Da minha varanda observo a rua, tudo parece igual a ontem, a mesma estrada ladeada de casas amarelas, azuis ou brancas, os passeios para caminhar, algumas ervas surgem aqui e ali, os pássaros cantam, a chuva caiu e as plantas revigoraram, as laranjeiras estão floridas, as andorinhas começam a abeirar-se dos seus ninhos, uma ou outra pessoa passa, tudo parece realmente igual a ontem; no entanto, quando olho as pessoas, nada é igual a ontem, os seus olhares, as suas preocupações e receios estampam-se nos rostos, nas palavras, na incerteza de um futuro que ninguém sabe onde nos conduz. Ontem os carros circulavam uns atrás dos outros numa pressa sempre desenfreada, as pessoas numa correria para o trabalho, para as compras, para levar e buscar as crianças da escola, era uma vida, achávamos nós, completa, sem tempo para nada, sem tempo para os filhos, para os pais, para os vizinhos, para os amigos, o tempo não chegava e dávamos por nós a pedir mais tempo ao tempo e o tempo nunca chegava!

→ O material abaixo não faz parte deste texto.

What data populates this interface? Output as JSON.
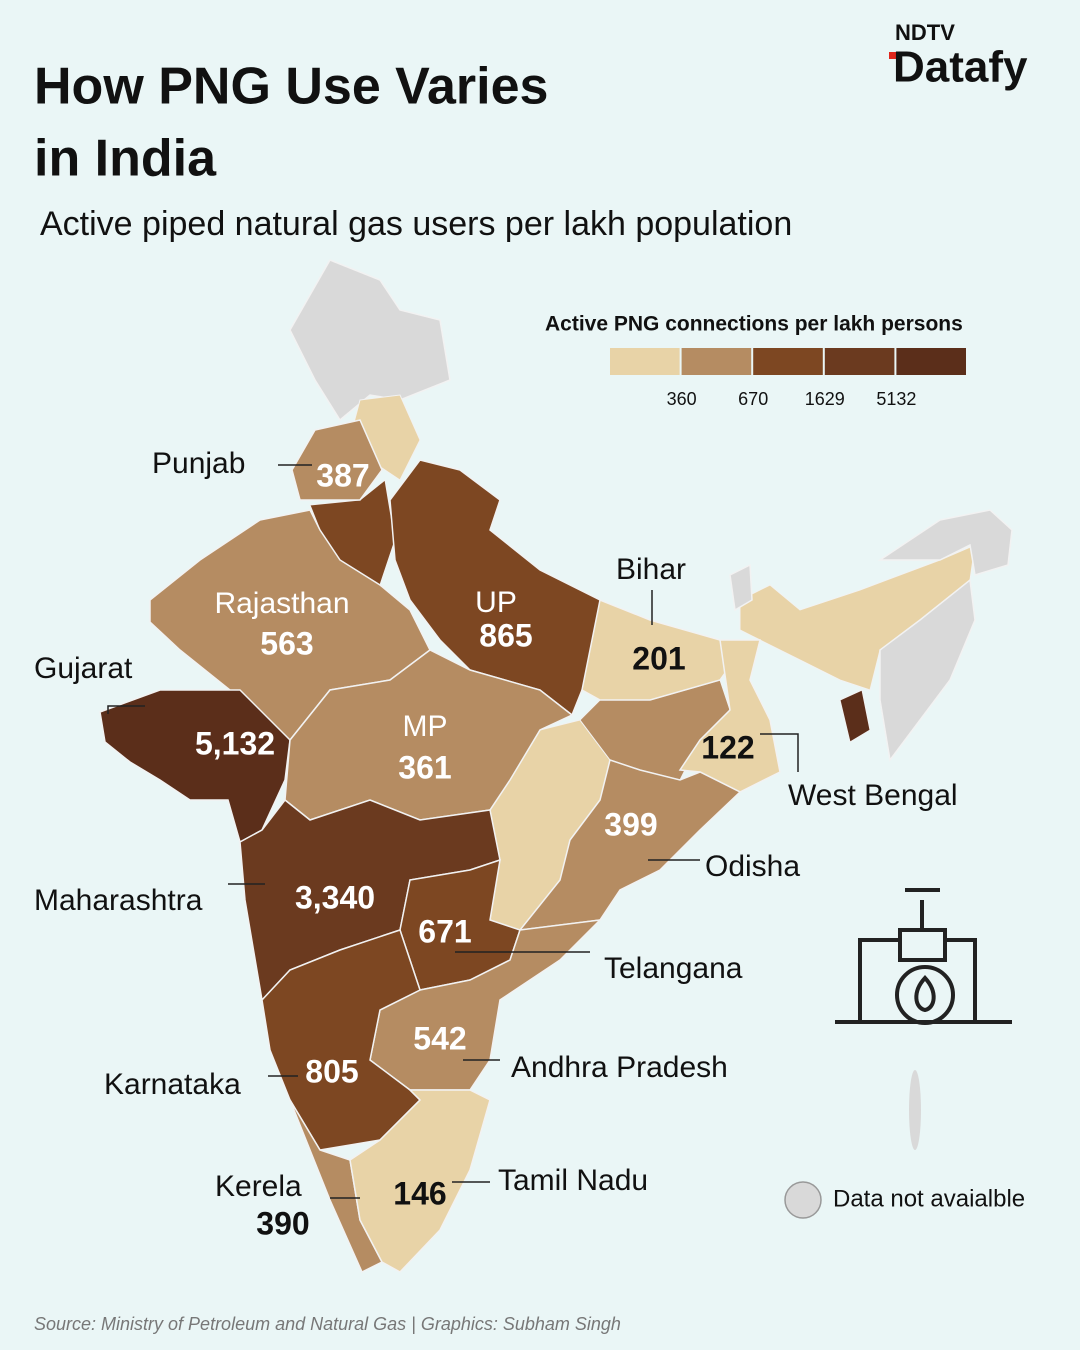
{
  "header": {
    "brand_top": "NDTV",
    "brand": "Datafy",
    "title_lines": [
      "How PNG Use Varies",
      "in India"
    ],
    "subtitle": "Active piped natural gas users per lakh population"
  },
  "legend": {
    "title": "Active PNG connections per lakh persons",
    "colors": [
      "#e8d3a7",
      "#b58c62",
      "#7d4722",
      "#6b3a1f",
      "#5b2e1a"
    ],
    "breaks": [
      360,
      670,
      1629,
      5132
    ]
  },
  "states": [
    {
      "name": "Punjab",
      "value": "387",
      "color": "#b58c62"
    },
    {
      "name": "Rajasthan",
      "value": "563",
      "color": "#b58c62"
    },
    {
      "name": "Gujarat",
      "value": "5,132",
      "color": "#5b2e1a"
    },
    {
      "name": "UP",
      "value": "865",
      "color": "#7d4722"
    },
    {
      "name": "MP",
      "value": "361",
      "color": "#b58c62"
    },
    {
      "name": "Bihar",
      "value": "201",
      "color": "#e8d3a7"
    },
    {
      "name": "West Bengal",
      "value": "122",
      "color": "#e8d3a7"
    },
    {
      "name": "Odisha",
      "value": "399",
      "color": "#b58c62"
    },
    {
      "name": "Maharashtra",
      "value": "3,340",
      "color": "#6b3a1f"
    },
    {
      "name": "Telangana",
      "value": "671",
      "color": "#7d4722"
    },
    {
      "name": "Andhra Pradesh",
      "value": "542",
      "color": "#b58c62"
    },
    {
      "name": "Karnataka",
      "value": "805",
      "color": "#7d4722"
    },
    {
      "name": "Kerela",
      "value": "390",
      "color": "#b58c62"
    },
    {
      "name": "Tamil Nadu",
      "value": "146",
      "color": "#e8d3a7"
    }
  ],
  "note": {
    "color": "#d9d9d9",
    "label": "Data not avaialble"
  },
  "source": "Source: Ministry of Petroleum and Natural Gas | Graphics: Subham Singh"
}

Hoje o tempo sobra para quem tem que fazer quarentena ou isolamento social, palavras pouco usuais no nosso vocabulário de ontem, o tempo sobra mesmo apelando à imaginação e criatividade na tentativa de reinventar outra forma de viver, outra forma de fazer as coisas, outra forma de comunicar e demonstrar os afectos e carinhos pelos outros.
As noticias cansam, os números cansam, a nossa capacidade de ouvir sempre as mesmas noticias esgota-se, em cada novo dia temos esperança que os números apresentem sinais de abrandamento que nos acalme o espírito, sabemos que esse dia chegará, mas quando não sabemos!
Todos os que estão na linha da frente (frente de batalha) porque esta pandemia provocada pelo virús covid-19 é uma guerra sem igual da qual ninguém está livre, todos os que estão na linha da frente num combate levado à exaustão para salvar vidas, arriscando em cada hora, em cada minuto a sua própria vida, merecem todo o apoio e solidariedade do mundo. Eles sim são os Grandes Heróis nesta guerra, e a nós que estamos no isolamento social eles só pedem que Fiquemos em casa. Tão simples comparado com a luta deles. Pensando neles devemos fazer o que nos pedem para que eles possam tratar de nós!